How to improve the solution time for models with solar heating and radiation request?

This article provides guidelines on speeding up solutions that include solar heating and radiation requests.

To speed up a solution, you can do the following:
  • Use parallel processing.
  • Use GPU-based calculation methods for radiation exchange to accelerate radiation computation on the graphics processing unit (GPU), which significantly reduces run time for view factor and ray tracing computations without compromising accuracy.
  • Use multiple enclosures for radiation, if possible. This limits the number of shadowing checks, which are typically the most time consuming part of radiation calculations. For example, a simple spacecraft might have two enclosures: one for all exterior surfaces exposed to the environment and another for internal surfaces and components not exposed to the environment.
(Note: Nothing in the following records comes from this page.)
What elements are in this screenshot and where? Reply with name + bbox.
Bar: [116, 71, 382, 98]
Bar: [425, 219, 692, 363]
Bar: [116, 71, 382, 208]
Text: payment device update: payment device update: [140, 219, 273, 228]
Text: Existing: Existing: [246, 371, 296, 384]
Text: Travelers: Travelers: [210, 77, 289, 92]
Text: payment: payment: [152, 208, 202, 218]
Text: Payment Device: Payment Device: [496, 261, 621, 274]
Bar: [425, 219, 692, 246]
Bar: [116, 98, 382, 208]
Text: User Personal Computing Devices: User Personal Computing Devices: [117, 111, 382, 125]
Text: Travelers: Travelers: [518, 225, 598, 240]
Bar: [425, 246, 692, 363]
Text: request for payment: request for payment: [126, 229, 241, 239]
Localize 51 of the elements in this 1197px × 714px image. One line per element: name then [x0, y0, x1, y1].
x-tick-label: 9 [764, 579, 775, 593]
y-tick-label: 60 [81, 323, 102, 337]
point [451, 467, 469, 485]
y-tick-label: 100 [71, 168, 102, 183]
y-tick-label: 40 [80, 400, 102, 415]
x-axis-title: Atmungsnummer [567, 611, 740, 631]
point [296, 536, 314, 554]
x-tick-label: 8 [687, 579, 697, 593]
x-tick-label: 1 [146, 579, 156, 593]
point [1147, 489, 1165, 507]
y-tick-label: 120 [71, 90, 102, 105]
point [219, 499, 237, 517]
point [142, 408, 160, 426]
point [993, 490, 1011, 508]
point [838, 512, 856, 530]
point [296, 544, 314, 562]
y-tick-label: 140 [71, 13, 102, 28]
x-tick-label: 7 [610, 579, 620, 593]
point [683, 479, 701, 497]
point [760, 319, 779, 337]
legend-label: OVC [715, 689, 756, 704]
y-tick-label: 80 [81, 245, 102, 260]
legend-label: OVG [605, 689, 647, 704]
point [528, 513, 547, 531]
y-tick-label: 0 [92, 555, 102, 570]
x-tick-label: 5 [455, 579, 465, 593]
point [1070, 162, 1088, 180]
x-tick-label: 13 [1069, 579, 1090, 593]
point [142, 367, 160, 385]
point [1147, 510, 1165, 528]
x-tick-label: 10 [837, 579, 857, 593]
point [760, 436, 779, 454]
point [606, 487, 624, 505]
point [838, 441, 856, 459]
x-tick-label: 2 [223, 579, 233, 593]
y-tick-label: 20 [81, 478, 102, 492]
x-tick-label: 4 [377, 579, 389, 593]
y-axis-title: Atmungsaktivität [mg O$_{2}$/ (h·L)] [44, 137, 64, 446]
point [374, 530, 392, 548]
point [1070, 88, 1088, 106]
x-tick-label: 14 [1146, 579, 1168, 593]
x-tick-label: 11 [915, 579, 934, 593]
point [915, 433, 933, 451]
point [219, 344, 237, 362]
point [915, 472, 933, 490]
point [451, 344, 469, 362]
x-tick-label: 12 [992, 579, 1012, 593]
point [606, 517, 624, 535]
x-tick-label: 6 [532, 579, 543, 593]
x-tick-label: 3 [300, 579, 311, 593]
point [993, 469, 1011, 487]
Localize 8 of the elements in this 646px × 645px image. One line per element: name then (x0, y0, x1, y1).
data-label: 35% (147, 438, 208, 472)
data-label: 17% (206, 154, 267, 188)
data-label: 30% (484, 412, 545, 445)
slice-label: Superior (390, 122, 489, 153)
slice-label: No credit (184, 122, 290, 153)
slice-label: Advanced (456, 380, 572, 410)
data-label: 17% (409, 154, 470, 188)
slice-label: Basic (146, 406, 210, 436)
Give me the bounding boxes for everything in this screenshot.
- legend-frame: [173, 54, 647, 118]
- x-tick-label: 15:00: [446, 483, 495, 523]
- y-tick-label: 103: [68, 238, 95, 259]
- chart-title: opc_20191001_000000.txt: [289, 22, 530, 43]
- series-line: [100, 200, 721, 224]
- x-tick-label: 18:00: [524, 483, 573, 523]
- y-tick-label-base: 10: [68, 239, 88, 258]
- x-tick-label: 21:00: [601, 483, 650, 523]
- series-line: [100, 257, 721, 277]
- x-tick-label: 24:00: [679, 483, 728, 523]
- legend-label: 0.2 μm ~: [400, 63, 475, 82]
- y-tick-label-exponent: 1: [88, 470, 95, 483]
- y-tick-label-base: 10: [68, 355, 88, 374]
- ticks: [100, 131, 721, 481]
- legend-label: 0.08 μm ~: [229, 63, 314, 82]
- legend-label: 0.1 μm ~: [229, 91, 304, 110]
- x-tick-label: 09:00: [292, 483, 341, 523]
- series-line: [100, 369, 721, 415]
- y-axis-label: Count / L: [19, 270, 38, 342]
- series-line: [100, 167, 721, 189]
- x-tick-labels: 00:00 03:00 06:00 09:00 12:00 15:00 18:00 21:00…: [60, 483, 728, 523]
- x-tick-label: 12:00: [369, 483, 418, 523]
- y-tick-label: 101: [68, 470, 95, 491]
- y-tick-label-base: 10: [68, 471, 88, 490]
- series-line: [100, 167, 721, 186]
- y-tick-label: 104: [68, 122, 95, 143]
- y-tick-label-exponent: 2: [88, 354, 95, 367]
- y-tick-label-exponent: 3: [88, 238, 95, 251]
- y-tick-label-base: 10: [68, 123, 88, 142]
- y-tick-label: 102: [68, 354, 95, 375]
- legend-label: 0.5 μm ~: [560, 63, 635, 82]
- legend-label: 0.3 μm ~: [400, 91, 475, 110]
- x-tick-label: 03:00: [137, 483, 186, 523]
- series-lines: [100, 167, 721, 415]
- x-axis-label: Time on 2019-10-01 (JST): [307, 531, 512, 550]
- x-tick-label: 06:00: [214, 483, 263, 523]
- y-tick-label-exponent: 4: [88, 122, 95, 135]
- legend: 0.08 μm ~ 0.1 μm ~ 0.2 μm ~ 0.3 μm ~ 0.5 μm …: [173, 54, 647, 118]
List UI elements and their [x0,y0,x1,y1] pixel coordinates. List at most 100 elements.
  • Use a coarse mesh for radiation modeling, refining the mesh locally where high gradients in results are expected.
  • Simplify the model by replacing bolted connections or brackets with thermal conductances where appropriate.
  • Use the restart options if you are not changing orbits or attitude. Restart reuses view factors that helps to speed up a solution.
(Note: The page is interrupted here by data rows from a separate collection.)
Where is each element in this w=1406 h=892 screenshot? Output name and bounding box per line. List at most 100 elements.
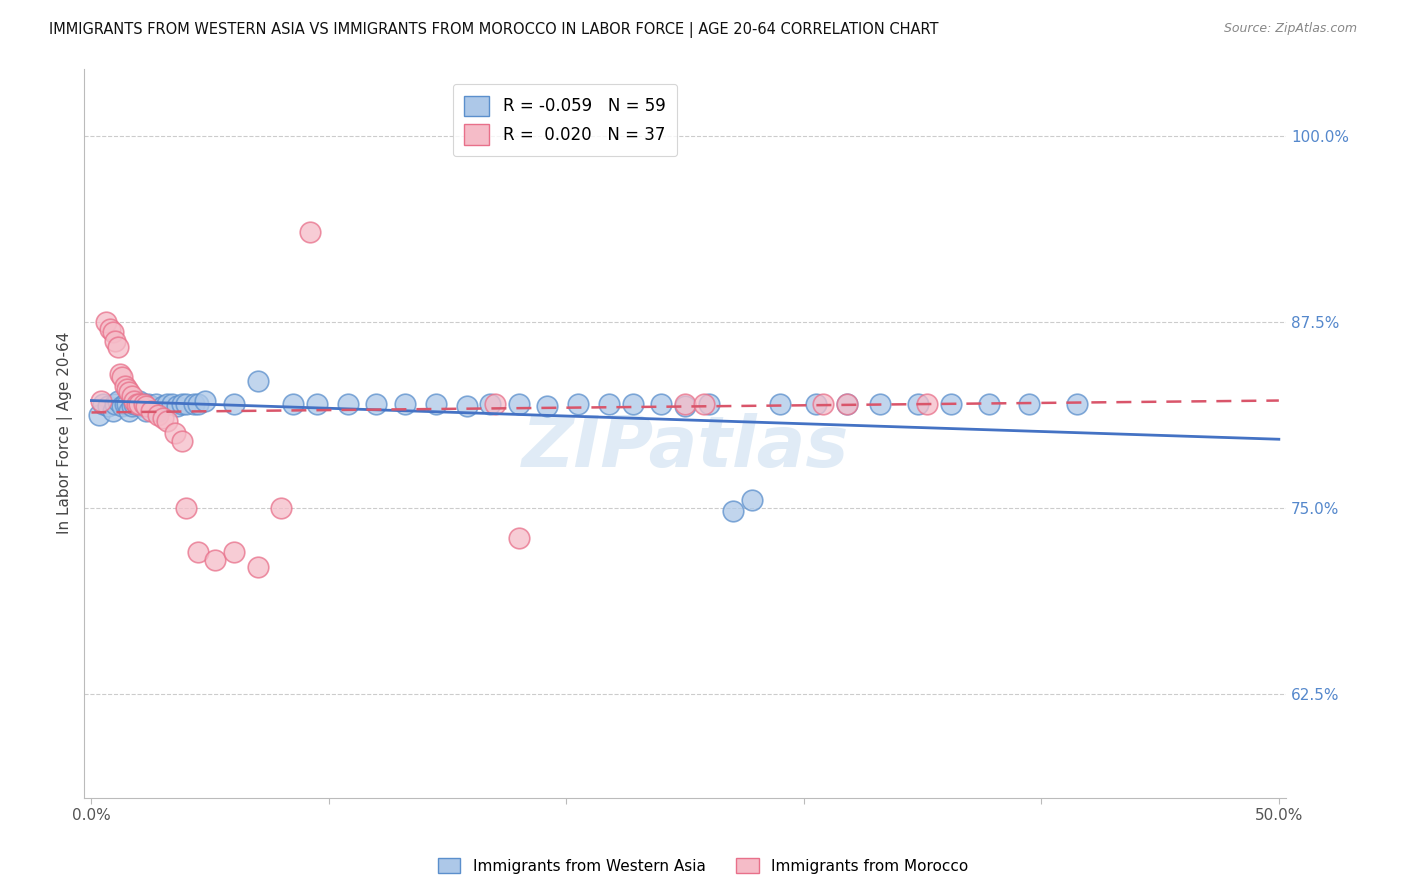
Point	[122, 393, 145, 408]
Point	[650, 396, 672, 410]
Point	[122, 396, 145, 410]
Point	[125, 396, 148, 410]
Point	[139, 404, 162, 418]
Point	[139, 400, 162, 414]
Point	[769, 396, 792, 410]
Point	[100, 322, 122, 336]
Point	[283, 396, 305, 410]
Point	[108, 367, 131, 381]
Point	[107, 340, 129, 354]
Point	[101, 325, 124, 339]
Point	[138, 396, 160, 410]
Point	[536, 400, 558, 414]
Point	[166, 400, 188, 414]
Point	[939, 396, 962, 410]
Point	[835, 396, 858, 410]
Point	[673, 400, 696, 414]
Legend: R = -0.059   N = 59, R =  0.020   N = 37: R = -0.059 N = 59, R = 0.020 N = 37	[453, 84, 678, 156]
Point	[977, 396, 1000, 410]
Point	[394, 396, 416, 410]
Point	[183, 396, 205, 410]
Point	[156, 396, 179, 410]
Point	[128, 393, 150, 408]
Point	[111, 369, 134, 384]
Point	[246, 374, 269, 388]
Point	[91, 396, 114, 410]
Point	[425, 396, 447, 410]
Point	[160, 396, 183, 410]
Point	[741, 493, 763, 508]
Point	[721, 504, 744, 518]
Point	[104, 396, 127, 410]
Legend: Immigrants from Western Asia, Immigrants from Morocco: Immigrants from Western Asia, Immigrants…	[432, 852, 974, 880]
Point	[366, 396, 388, 410]
Point	[298, 225, 321, 239]
Point	[176, 396, 198, 410]
Point	[132, 396, 155, 410]
Point	[305, 396, 328, 410]
Point	[152, 411, 174, 425]
Point	[145, 396, 167, 410]
Point	[484, 396, 506, 410]
Point	[115, 382, 138, 396]
Point	[194, 393, 217, 408]
Point	[107, 393, 129, 408]
Point	[621, 396, 644, 410]
Point	[697, 396, 720, 410]
Point	[508, 531, 530, 545]
Point	[479, 396, 502, 410]
Point	[129, 400, 152, 414]
Point	[673, 396, 696, 410]
Point	[135, 400, 157, 414]
Point	[115, 396, 138, 410]
Point	[114, 396, 136, 410]
Point	[187, 396, 209, 410]
Point	[804, 396, 827, 410]
Point	[104, 334, 127, 348]
Point	[94, 315, 117, 329]
Point	[170, 434, 193, 448]
Point	[336, 396, 359, 410]
Point	[114, 378, 136, 392]
Point	[101, 404, 124, 418]
Point	[693, 396, 716, 410]
Point	[121, 389, 143, 403]
Point	[835, 396, 858, 410]
Point	[869, 396, 891, 410]
Point	[811, 396, 834, 410]
Point	[128, 396, 150, 410]
Point	[156, 414, 179, 428]
Point	[204, 553, 226, 567]
Point	[135, 404, 157, 418]
Point	[222, 396, 245, 410]
Point	[176, 500, 198, 515]
Point	[125, 396, 148, 410]
Text: IMMIGRANTS FROM WESTERN ASIA VS IMMIGRANTS FROM MOROCCO IN LABOR FORCE | AGE 20-: IMMIGRANTS FROM WESTERN ASIA VS IMMIGRAN…	[49, 22, 939, 38]
Point	[1066, 396, 1088, 410]
Point	[567, 396, 589, 410]
Point	[121, 400, 143, 414]
Point	[132, 396, 155, 410]
Point	[187, 545, 209, 559]
Point	[907, 396, 929, 410]
Point	[87, 409, 110, 423]
Point	[97, 400, 120, 414]
Text: ZIPatlas: ZIPatlas	[522, 413, 849, 483]
Point	[90, 393, 112, 408]
Point	[152, 400, 174, 414]
Text: Source: ZipAtlas.com: Source: ZipAtlas.com	[1223, 22, 1357, 36]
Point	[222, 545, 245, 559]
Point	[118, 404, 141, 418]
Point	[146, 404, 169, 418]
Point	[508, 396, 530, 410]
Point	[598, 396, 620, 410]
Point	[1018, 396, 1040, 410]
Point	[246, 560, 269, 574]
Y-axis label: In Labor Force | Age 20-64: In Labor Force | Age 20-64	[58, 332, 73, 534]
Point	[456, 400, 478, 414]
Point	[163, 426, 186, 441]
Point	[118, 384, 141, 399]
Point	[170, 396, 193, 410]
Point	[111, 400, 134, 414]
Point	[146, 409, 169, 423]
  • Activate the Use Radiation Patches option in the Solver Parameters dialog box to significantly reduce the number of radiation conductances. The thermal solver temporarily merges adjacent elements for radiative exchange calculations. After calculating view factors for individual elements, Oppenheim elements that are coplanar within a 15 degree tolerance are treated as a single element in the radiative exchange matrix. Before merging elements, the solver performs several checks to ensure that merging is appropriate. In addition to being adjacent and coplanar within a tolerance, the elements must have identical radiative material properties, and must not be separated by any surface that intersects their surface
  • Use the Dispose up to option of Small View Factors in the Solver Parameters dialog box to ignore the smallest view factors, by setting a proportion of the total view factors to be ignored. The solver sorts view factors by size and distance, then adds the smallest view factors one by one until it satisfies the proportion value you specified. For greater accuracy, reduce the proportion; for faster solution time, increase it.
  • Use a Thermal Coupling—Radiation simulation object to model radiation instead of calculating them with the Radiation simulation object if gray body view factors are known. This can reduce model preparation and analysis time.
  • Use the Deactivation Set simulation object to deactivate elements not needed for a particular analysis.